Но когда я увидел Лену, я просто почувствовал, а я нашел, отыскал ее в этом бескрайнем мире. Теперь надо выяснять ее чувства. Есть ли у нее при виде меня такое же ощущение родного и близкого. Мне рассказали, даже предупредили, она встречалась и встречается со многими. Значит, ищет и не нашла. Намекают и предупреждают:

— Смотри внимательно, ведь она кому-то там отдается и будет наставлять тебе рога. На всякий случай, потребляй больше кальция.

Ну, если разобраться, то и я по уши грешен. Но ведь это все было до нашей встречи. Уже сейчас я готов ради нее отказаться от любых встреч и интрижек. Значит, мне надо сделать так, чтобы у нее из головы вылетели все мужики и желание трахаться с кем-то другим. Проводить с ней, как можно больше времени. Исполнять, по возможности, все ее желания. Как-то у солдат спросили: «Секс — это удовольствие или работа»? солдаты ответили: «Удовольствие. Если бы это была работа, то командир роты взвалил бы ее на нас».

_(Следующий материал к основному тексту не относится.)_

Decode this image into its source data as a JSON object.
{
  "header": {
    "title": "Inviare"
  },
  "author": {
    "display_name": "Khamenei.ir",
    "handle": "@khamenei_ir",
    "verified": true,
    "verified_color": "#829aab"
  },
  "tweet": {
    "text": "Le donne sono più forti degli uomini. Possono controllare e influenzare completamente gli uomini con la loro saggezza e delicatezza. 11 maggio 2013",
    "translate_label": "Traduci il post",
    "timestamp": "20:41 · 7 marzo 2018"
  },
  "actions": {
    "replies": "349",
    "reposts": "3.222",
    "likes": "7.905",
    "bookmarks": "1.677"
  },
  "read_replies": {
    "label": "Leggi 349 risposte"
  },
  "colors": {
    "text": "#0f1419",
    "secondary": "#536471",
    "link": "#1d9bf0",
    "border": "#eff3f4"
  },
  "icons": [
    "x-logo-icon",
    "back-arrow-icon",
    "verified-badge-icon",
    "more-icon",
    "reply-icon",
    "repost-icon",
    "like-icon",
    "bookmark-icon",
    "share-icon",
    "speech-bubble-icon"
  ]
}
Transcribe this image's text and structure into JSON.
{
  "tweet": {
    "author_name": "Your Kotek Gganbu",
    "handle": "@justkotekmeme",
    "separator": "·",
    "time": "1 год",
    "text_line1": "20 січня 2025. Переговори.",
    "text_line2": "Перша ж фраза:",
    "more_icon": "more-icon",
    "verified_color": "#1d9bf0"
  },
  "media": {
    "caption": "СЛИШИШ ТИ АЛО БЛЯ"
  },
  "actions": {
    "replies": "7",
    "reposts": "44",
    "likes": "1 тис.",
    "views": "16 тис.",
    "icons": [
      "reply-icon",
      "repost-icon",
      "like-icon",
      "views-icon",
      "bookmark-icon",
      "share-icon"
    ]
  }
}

Я в госпиталь приехал к четырем часам. Зашел к Сергею, пытался поговорить с ним, но он был невменяем. Он все никак не мог смириться с мыслью «Моя машина оказалась поцарапанной». Ребята, которые лежали с Сергеем в одной палате попросили не приставать к нему, пусть он успокоится.

Я дождался Лену. Мы сели в машину и поехали в город. Заехали в кафе. Я взял кофе, пирожные. Хотел еще взять вино или шампанское, но Лена категорически отказалась. Мы сидели почти два часа. Она рассказывала интересные случаи, которые случаются у нее на работе, какие проблемы возникают с больными.

— Они ведь приезжают со всей области. Есть много таких, которых никто не навещает. А старики, прошедшие Великую Отечественную войну, так они как дети. За ними нужен уход. Им надо внимание. Молодежь над их наградами насмехается, подшучивает. Называют их «побрякушками». Для них — это их жизни, их молодость. Их погибшие друзья, которых уже никто не помнит. Но эти друзья живут в их памяти.

Она рассказывала, как хоронят сейчас этих стариков. За их могилами ухаживать некому. Поэтому она ухаживает сама, вспоминая, где кто похоронен.

— Обращаюсь с просьбами к директорам заводов изготовить самую простую оградку. Дать черной краски или серебрянки. Ведь эти оградки надо покрасить. Вот в свободное время приходится красить эти оградки.

Я потрясен. Внутри этой красивейшей женщины спрятана и красивейшая огромная душа. Я не стал ей ничего обещать, но на следующий день привез пять трехкилограммовых банок с черным лаком и столько же серебрянки.

Я отвез ее домой, пытаясь напроситься в гости.

— Сейчас это невозможно, но на следующей неделе я обязательно приглашу Вас на чай.

При этом она засмеялась и предупредила:

— У нас в квартире находится ревнивый мужчина. Это мой отец. Он считает, у нас в семье все и так хорошо. Поэтому посторонним он не рад. Отец военный. Подполковник, инвалид войны. В 1942 году через три дня как ему исполнилось восемнадцать лет, оказался на фронте. Через неделю ему по спине прошел осколок. Отец долго лежал по госпиталям. На фронт снова он попал младшим лейтенантом. Он был ранен. После госпиталя остался служить, окончил академию. По специальности он инженер-строитель. Строил военные аэродромы. Отец любит военную дисциплину, субординацию, порядок и шахматы. Мама была врачом. Сейчас дома по хозяйству. Очень добрая. Вот теперь ты о моей семье все знаешь. Мы живем втроем в трехкомнатной квартире на четвертом этаже.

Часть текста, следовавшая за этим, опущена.